故此,天枢在这里,李方也无二话。
    只是,阮鸿飞此问,李方倒有些难以开口了。阮鸿飞笑一笑,“趋利避害,人之常情也。李兄所做之事,无可厚非。如今,我在李兄这里打扰颇多时日,凭以前的交情,凭李兄对我的了解,若是有用我之处,李兄可直言。”这是让李方提条件了。
    李方嗨叹一声,眼睛炯炯的望着阮鸿飞,“我老李是个粗人,以前还不大服气国主你后来居上,今儿个,我是彻底服了。”
    “李兄客气了,不过些许浮名而已。”
    “如今,我倒真有些难处。”李方道,“不瞒国主,公子早于前日就离开了这里。”
    “景明素来谨慎,李兄素来仗义,自然做不出杀了他做投名状的事儿,让他离开也好。”阮鸿飞点头道。李方当初只是劫持他,并无相害之意。但是李方放了凤景明,看来是没有向明小胖投诚之意了。

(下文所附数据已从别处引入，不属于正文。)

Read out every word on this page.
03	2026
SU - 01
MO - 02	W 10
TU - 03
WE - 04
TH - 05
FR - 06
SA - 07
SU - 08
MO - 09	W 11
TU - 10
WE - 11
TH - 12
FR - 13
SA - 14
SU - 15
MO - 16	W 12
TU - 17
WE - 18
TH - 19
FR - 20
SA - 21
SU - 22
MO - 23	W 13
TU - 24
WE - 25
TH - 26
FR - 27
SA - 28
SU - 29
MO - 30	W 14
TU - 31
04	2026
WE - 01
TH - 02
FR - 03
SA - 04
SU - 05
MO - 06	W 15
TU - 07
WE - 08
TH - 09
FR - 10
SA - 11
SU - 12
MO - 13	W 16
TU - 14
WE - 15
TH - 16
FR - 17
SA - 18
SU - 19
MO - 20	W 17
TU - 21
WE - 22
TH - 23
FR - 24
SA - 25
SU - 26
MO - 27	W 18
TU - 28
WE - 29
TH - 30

    李方这人别看此人生的粗犷,心机聪明都是有的,做事很喜欢留一手儿。
    见阮鸿飞面色并无恼意,反说出这样熨贴的话儿,李方心中顿觉有门儿,偏还有几分疑虑,指甲搔着头,一脸为难的试探道,“这回,我拦了国主的路,大约国主是恼了我的。”
    阮鸿飞抬眸,不动声色的笑,“李兄,我在你这里也住了大半月了,李兄可有见我说过想回去的话么?若是李兄怕杜某回身翻脸,不如我与李兄立下国约如何?”
    李方摇摇手道,“嗨,什么约不约的,杜老弟是守信之人,我老李信你。”李方在海上时间久了,明白合约完全是狗屁,若是想毁约,随便放个屁就能毁。
    见李方似有难言之意,阮鸿飞给天枢递了个眼色,天枢便起身出去了。
    李方轻叹,“我真后悔未听国主之言。”
    “不瞒国主,公子合纵海上势力,老李也参了一票。”李方嘴里满是苦涩,“如今去了福州城的海盗里面,有我老李一半儿的精锐。”
    阮鸿飞静静听李方说话,长声一叹,惋惜叹,“可惜了那么些兄弟。”
    李方眼眶挣的微红,摆摆手,端起碗茶一口干了,如同饮烈酒一般,咂声叹道,“我李方在海上摸爬滚打几十年,不是没败过,比这更惨的时候也有。只是这回,我倒是不知该往哪方走了。”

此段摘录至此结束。